Background: Early and accurate diagnosis of neonatal sepsis remains a clinical challenge due to nonspecific signs and limitations of conventional biomarkers. The immature platelet fraction (IPF), a novel hematologic parameter reflecting thrombopoietic activity, has emerged as a potential early sepsis indicator. This study aimed to evaluate the diagnostic value of IPF in neonatal sepsis prior to the onset of thrombocytopenia. Methods: This prospective study enrolled neonates with early-onset sepsis (EOS), late-onset sepsis (LOS), and healthy controls.
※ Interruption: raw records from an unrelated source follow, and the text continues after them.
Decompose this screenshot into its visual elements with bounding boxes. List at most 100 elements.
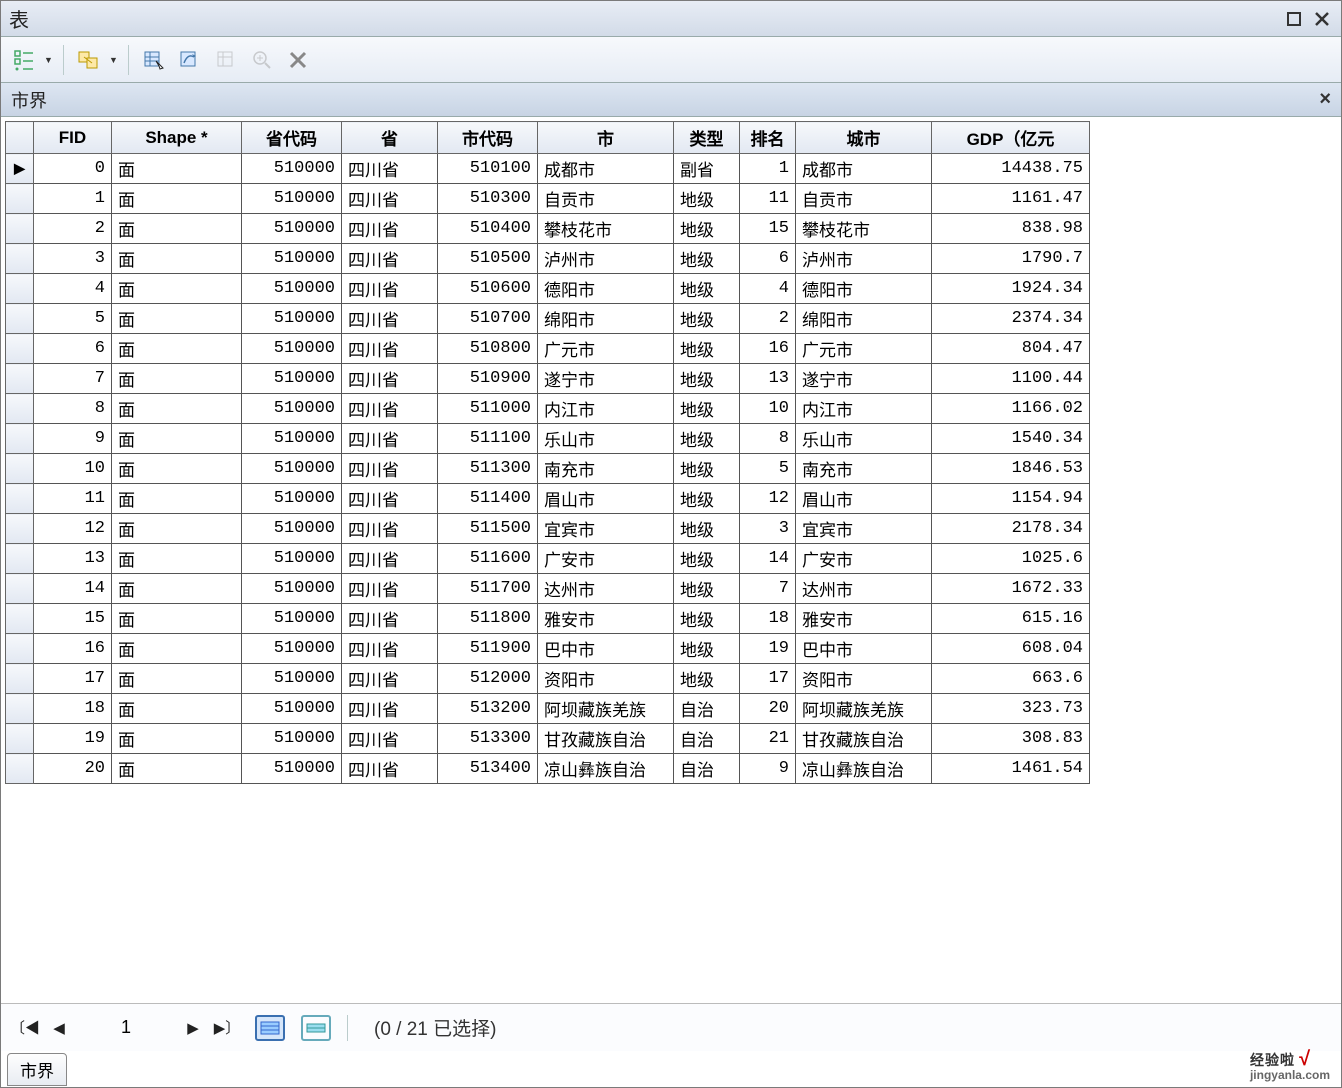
cell-pcode[interactable]: 510000 xyxy=(242,574,342,604)
cell-cname[interactable]: 自贡市 xyxy=(796,184,932,214)
table-row[interactable]: 1面510000四川省510300自贡市地级11自贡市1161.47 xyxy=(6,184,1090,214)
cell-ccode[interactable]: 510800 xyxy=(438,334,538,364)
row-selector[interactable] xyxy=(6,454,34,484)
close-button[interactable] xyxy=(1311,9,1333,29)
related-tables-button[interactable] xyxy=(72,43,106,77)
cell-ccode[interactable]: 513300 xyxy=(438,724,538,754)
cell-cname[interactable]: 甘孜藏族自治 xyxy=(796,724,932,754)
table-row[interactable]: 18面510000四川省513200阿坝藏族羌族自治20阿坝藏族羌族323.73 xyxy=(6,694,1090,724)
cell-ccode[interactable]: 510600 xyxy=(438,274,538,304)
table-row[interactable]: 7面510000四川省510900遂宁市地级13遂宁市1100.44 xyxy=(6,364,1090,394)
close-layer-button[interactable]: × xyxy=(1319,88,1331,111)
col-header-rank[interactable]: 排名 xyxy=(740,122,796,154)
cell-pcode[interactable]: 510000 xyxy=(242,184,342,214)
show-selected-records-button[interactable] xyxy=(301,1015,331,1041)
table-row[interactable]: 20面510000四川省513400凉山彝族自治自治9凉山彝族自治1461.54 xyxy=(6,754,1090,784)
cell-prov[interactable]: 四川省 xyxy=(342,214,438,244)
select-by-attributes-button[interactable] xyxy=(137,43,171,77)
cell-shape[interactable]: 面 xyxy=(112,274,242,304)
cell-ccode[interactable]: 510700 xyxy=(438,304,538,334)
cell-pcode[interactable]: 510000 xyxy=(242,694,342,724)
cell-prov[interactable]: 四川省 xyxy=(342,334,438,364)
cell-prov[interactable]: 四川省 xyxy=(342,274,438,304)
table-row[interactable]: 4面510000四川省510600德阳市地级4德阳市1924.34 xyxy=(6,274,1090,304)
cell-city[interactable]: 德阳市 xyxy=(538,274,674,304)
maximize-button[interactable] xyxy=(1283,9,1305,29)
cell-fid[interactable]: 13 xyxy=(34,544,112,574)
col-header-type[interactable]: 类型 xyxy=(674,122,740,154)
cell-ccode[interactable]: 511000 xyxy=(438,394,538,424)
cell-fid[interactable]: 4 xyxy=(34,274,112,304)
cell-type[interactable]: 地级 xyxy=(674,424,740,454)
cell-shape[interactable]: 面 xyxy=(112,364,242,394)
layer-tab[interactable]: 市界 xyxy=(7,1053,67,1086)
row-selector[interactable] xyxy=(6,184,34,214)
cell-pcode[interactable]: 510000 xyxy=(242,334,342,364)
row-selector[interactable] xyxy=(6,304,34,334)
cell-city[interactable]: 巴中市 xyxy=(538,634,674,664)
col-header-cname[interactable]: 城市 xyxy=(796,122,932,154)
row-selector[interactable] xyxy=(6,334,34,364)
cell-rank[interactable]: 7 xyxy=(740,574,796,604)
cell-type[interactable]: 地级 xyxy=(674,514,740,544)
col-header-ccode[interactable]: 市代码 xyxy=(438,122,538,154)
cell-rank[interactable]: 11 xyxy=(740,184,796,214)
cell-gdp[interactable]: 2178.34 xyxy=(932,514,1090,544)
cell-type[interactable]: 地级 xyxy=(674,334,740,364)
table-row[interactable]: 5面510000四川省510700绵阳市地级2绵阳市2374.34 xyxy=(6,304,1090,334)
cell-city[interactable]: 凉山彝族自治 xyxy=(538,754,674,784)
cell-fid[interactable]: 14 xyxy=(34,574,112,604)
col-header-pcode[interactable]: 省代码 xyxy=(242,122,342,154)
cell-shape[interactable]: 面 xyxy=(112,214,242,244)
cell-type[interactable]: 自治 xyxy=(674,724,740,754)
cell-gdp[interactable]: 1846.53 xyxy=(932,454,1090,484)
cell-type[interactable]: 地级 xyxy=(674,574,740,604)
cell-fid[interactable]: 10 xyxy=(34,454,112,484)
cell-shape[interactable]: 面 xyxy=(112,454,242,484)
cell-gdp[interactable]: 1154.94 xyxy=(932,484,1090,514)
table-row[interactable]: 2面510000四川省510400攀枝花市地级15攀枝花市838.98 xyxy=(6,214,1090,244)
cell-shape[interactable]: 面 xyxy=(112,304,242,334)
cell-rank[interactable]: 10 xyxy=(740,394,796,424)
cell-city[interactable]: 内江市 xyxy=(538,394,674,424)
cell-shape[interactable]: 面 xyxy=(112,244,242,274)
cell-cname[interactable]: 眉山市 xyxy=(796,484,932,514)
cell-type[interactable]: 地级 xyxy=(674,484,740,514)
cell-pcode[interactable]: 510000 xyxy=(242,304,342,334)
cell-fid[interactable]: 17 xyxy=(34,664,112,694)
cell-prov[interactable]: 四川省 xyxy=(342,454,438,484)
row-selector[interactable] xyxy=(6,664,34,694)
table-row[interactable]: 3面510000四川省510500泸州市地级6泸州市1790.7 xyxy=(6,244,1090,274)
cell-pcode[interactable]: 510000 xyxy=(242,604,342,634)
row-selector[interactable] xyxy=(6,364,34,394)
cell-city[interactable]: 甘孜藏族自治 xyxy=(538,724,674,754)
cell-city[interactable]: 南充市 xyxy=(538,454,674,484)
cell-gdp[interactable]: 615.16 xyxy=(932,604,1090,634)
cell-gdp[interactable]: 2374.34 xyxy=(932,304,1090,334)
cell-shape[interactable]: 面 xyxy=(112,724,242,754)
table-options-dropdown[interactable]: ▼ xyxy=(41,43,55,77)
cell-fid[interactable]: 2 xyxy=(34,214,112,244)
row-selector[interactable] xyxy=(6,484,34,514)
cell-gdp[interactable]: 308.83 xyxy=(932,724,1090,754)
cell-pcode[interactable]: 510000 xyxy=(242,664,342,694)
cell-rank[interactable]: 9 xyxy=(740,754,796,784)
cell-pcode[interactable]: 510000 xyxy=(242,754,342,784)
cell-rank[interactable]: 8 xyxy=(740,424,796,454)
delete-selection-button[interactable] xyxy=(281,43,315,77)
cell-city[interactable]: 自贡市 xyxy=(538,184,674,214)
cell-cname[interactable]: 巴中市 xyxy=(796,634,932,664)
cell-ccode[interactable]: 513400 xyxy=(438,754,538,784)
cell-prov[interactable]: 四川省 xyxy=(342,484,438,514)
clear-selection-button[interactable] xyxy=(209,43,243,77)
cell-rank[interactable]: 16 xyxy=(740,334,796,364)
cell-ccode[interactable]: 511800 xyxy=(438,604,538,634)
cell-city[interactable]: 宜宾市 xyxy=(538,514,674,544)
cell-shape[interactable]: 面 xyxy=(112,754,242,784)
cell-rank[interactable]: 5 xyxy=(740,454,796,484)
cell-city[interactable]: 达州市 xyxy=(538,574,674,604)
cell-cname[interactable]: 绵阳市 xyxy=(796,304,932,334)
table-row[interactable]: 6面510000四川省510800广元市地级16广元市804.47 xyxy=(6,334,1090,364)
cell-cname[interactable]: 遂宁市 xyxy=(796,364,932,394)
cell-prov[interactable]: 四川省 xyxy=(342,694,438,724)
IPF, C-reactive protein (CRP), procalcitonin (PCT), and hematologic indices were measured at diagnosis and 48-72 h post-treatment. Diagnostic performance was evaluated via ROC curve analysis, and correlations between IPF and inflammatory/hematologic markers were examined. IPF levels were also compared based on blood culture results. Results: IPF levels were significantly higher in both EOS (n: 56) and LOS (n: 50) groups compared to controls (n: 44) (p < 0.001). ROC analysis showed excellent diagnostic performance, with AUCs of 0.98 (EOS) and 0.99 (LOS). Following antibiotic treatment, IPF levels declined significantly (p < 0.001), supporting its dynamic value. Strong and moderate correlations were found with MPV and CRP, respectively, and an inverse association with platelet count, but not with PCT. Moreover, IPF levels were higher in culture-positive cases compared to culture-negative ones (13.1% vs. 9.8%; p = 0.017) and exhibited diagnostic performance comparable to CRP in predicting blood culture positivity. Conclusions: This study presents original and clinically relevant data supporting IPF as a promising and practical hematologic biomarker for early detection and treatment monitoring of neonatal sepsis. Its integration into standard sepsis evaluation protocols may improve early risk stratification and clinical decision-making in neonatal intensive care settings.